Multiple studies presented satisfactory performances for the treatment of various ocular diseases. To date, there has been no study that describes a multiclass model, medically accurate, and trained on large diverse dataset. No study has addressed a class imbalance problem in one giant dataset originating from multiple large diverse eye fundus image collections. To ensure a real-life clinical environment and mitigate the problem of biased medical image data, 22 publicly available datasets were merged. To secure medical validity only Diabetic Retinopathy (DR), Age-Related Macular Degeneration (AMD) and Glaucoma (GL) were included.

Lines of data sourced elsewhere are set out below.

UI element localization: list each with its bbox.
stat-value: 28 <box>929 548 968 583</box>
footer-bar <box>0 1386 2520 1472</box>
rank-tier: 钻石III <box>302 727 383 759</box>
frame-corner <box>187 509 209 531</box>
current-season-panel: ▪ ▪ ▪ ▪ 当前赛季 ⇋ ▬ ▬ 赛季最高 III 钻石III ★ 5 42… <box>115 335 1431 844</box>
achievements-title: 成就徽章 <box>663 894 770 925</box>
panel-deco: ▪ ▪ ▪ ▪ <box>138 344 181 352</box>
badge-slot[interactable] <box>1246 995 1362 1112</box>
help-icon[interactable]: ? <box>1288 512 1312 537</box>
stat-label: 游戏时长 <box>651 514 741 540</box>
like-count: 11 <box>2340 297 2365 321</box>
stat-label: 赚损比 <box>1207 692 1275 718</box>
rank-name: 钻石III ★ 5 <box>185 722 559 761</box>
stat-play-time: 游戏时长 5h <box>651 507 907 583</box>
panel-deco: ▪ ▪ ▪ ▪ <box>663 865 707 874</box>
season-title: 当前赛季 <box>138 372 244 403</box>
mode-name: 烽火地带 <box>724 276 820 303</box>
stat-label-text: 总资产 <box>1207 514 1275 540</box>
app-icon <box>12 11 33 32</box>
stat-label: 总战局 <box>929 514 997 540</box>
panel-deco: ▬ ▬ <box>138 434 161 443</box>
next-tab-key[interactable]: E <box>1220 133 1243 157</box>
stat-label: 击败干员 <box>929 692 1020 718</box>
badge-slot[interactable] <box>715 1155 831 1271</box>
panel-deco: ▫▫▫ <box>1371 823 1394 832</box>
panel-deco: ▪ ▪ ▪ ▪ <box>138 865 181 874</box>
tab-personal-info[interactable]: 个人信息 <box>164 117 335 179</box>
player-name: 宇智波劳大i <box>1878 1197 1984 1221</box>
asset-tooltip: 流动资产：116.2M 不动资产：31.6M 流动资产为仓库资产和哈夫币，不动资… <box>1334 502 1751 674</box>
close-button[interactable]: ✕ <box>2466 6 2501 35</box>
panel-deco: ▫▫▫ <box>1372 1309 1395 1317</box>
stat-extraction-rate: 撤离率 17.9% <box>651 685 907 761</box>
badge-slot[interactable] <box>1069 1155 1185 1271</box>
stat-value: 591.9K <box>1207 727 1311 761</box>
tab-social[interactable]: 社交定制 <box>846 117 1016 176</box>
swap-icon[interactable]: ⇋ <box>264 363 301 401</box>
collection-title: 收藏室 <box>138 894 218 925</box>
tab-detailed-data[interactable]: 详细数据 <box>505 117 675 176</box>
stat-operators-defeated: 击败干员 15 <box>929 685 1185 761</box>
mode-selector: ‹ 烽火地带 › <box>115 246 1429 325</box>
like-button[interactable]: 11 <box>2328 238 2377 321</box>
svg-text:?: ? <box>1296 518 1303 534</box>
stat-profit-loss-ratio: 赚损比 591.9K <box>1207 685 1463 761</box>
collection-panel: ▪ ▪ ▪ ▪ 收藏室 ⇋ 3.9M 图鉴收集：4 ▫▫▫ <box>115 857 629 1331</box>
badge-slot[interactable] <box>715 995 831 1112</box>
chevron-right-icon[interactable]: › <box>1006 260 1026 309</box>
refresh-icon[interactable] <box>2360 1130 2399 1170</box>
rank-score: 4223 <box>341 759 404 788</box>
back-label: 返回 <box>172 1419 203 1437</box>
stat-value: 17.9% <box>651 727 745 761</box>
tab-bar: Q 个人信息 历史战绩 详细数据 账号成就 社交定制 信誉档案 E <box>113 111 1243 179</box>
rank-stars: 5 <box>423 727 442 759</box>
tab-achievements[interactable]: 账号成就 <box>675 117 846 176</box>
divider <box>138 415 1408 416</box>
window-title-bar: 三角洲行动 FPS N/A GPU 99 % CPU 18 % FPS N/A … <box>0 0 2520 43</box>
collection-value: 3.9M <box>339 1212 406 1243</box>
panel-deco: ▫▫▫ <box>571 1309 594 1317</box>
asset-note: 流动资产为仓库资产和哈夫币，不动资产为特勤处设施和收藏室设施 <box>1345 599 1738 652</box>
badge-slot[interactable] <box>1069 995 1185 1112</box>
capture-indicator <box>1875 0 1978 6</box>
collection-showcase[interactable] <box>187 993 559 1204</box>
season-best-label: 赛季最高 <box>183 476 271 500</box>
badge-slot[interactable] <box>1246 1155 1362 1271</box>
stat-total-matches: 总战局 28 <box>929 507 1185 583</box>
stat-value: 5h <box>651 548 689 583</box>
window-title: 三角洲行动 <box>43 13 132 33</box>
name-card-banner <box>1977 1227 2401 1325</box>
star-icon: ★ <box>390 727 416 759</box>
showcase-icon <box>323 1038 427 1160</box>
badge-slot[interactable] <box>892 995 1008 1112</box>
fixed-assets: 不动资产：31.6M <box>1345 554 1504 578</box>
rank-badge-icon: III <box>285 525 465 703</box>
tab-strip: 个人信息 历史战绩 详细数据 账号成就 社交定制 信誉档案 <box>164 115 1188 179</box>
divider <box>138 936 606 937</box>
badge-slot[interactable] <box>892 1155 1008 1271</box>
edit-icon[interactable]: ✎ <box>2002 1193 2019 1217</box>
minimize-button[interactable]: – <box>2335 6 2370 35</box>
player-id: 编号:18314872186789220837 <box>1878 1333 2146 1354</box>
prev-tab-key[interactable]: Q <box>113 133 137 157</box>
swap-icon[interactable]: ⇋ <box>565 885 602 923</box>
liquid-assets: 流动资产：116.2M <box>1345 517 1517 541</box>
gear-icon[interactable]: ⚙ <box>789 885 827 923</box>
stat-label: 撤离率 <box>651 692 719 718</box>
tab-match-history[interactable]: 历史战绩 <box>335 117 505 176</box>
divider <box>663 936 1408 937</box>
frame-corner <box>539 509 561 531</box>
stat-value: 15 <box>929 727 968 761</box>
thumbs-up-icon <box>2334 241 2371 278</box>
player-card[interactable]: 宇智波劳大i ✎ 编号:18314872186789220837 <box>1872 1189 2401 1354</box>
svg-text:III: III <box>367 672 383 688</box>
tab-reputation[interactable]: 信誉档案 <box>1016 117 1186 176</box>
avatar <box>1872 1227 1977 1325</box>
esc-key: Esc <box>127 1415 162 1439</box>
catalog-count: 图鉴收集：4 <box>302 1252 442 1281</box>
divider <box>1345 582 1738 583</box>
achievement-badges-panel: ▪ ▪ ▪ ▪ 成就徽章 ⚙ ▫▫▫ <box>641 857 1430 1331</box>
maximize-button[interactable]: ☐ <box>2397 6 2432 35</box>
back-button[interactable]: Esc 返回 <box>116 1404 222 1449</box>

The state-of-the-art models ConvNext, RegNet and ResNet were utilized. In the resulting dataset, there were 86,415 normal, 3787 GL, 632 AMD and 34,379 DR fundus images. ConvNextTiny achieved the best results in terms of recognizing most of the examined eye diseases with the most metrics. The overall accuracy was 80.46 ± 1.48. Specific accuracy values were: 80.01 ± 1.10 for normal eye fundus, 97.20 ± 0.66 for GL, 98.14 ± 0.31 for AMD, 80.66 ± 1.27 for DR. A suitable screening model for the most prevalent retinal diseases in ageing societies was designed. The model was developed on a diverse, combined large dataset which made the obtained results less biased and more generalizable.

Keywords: convolutional neural networks; deep learning; medical image classification.

Grants and funding

This work was supported by the statutory funds of the Department of Artificial Intelligence, Wroclaw University of Science and Technology.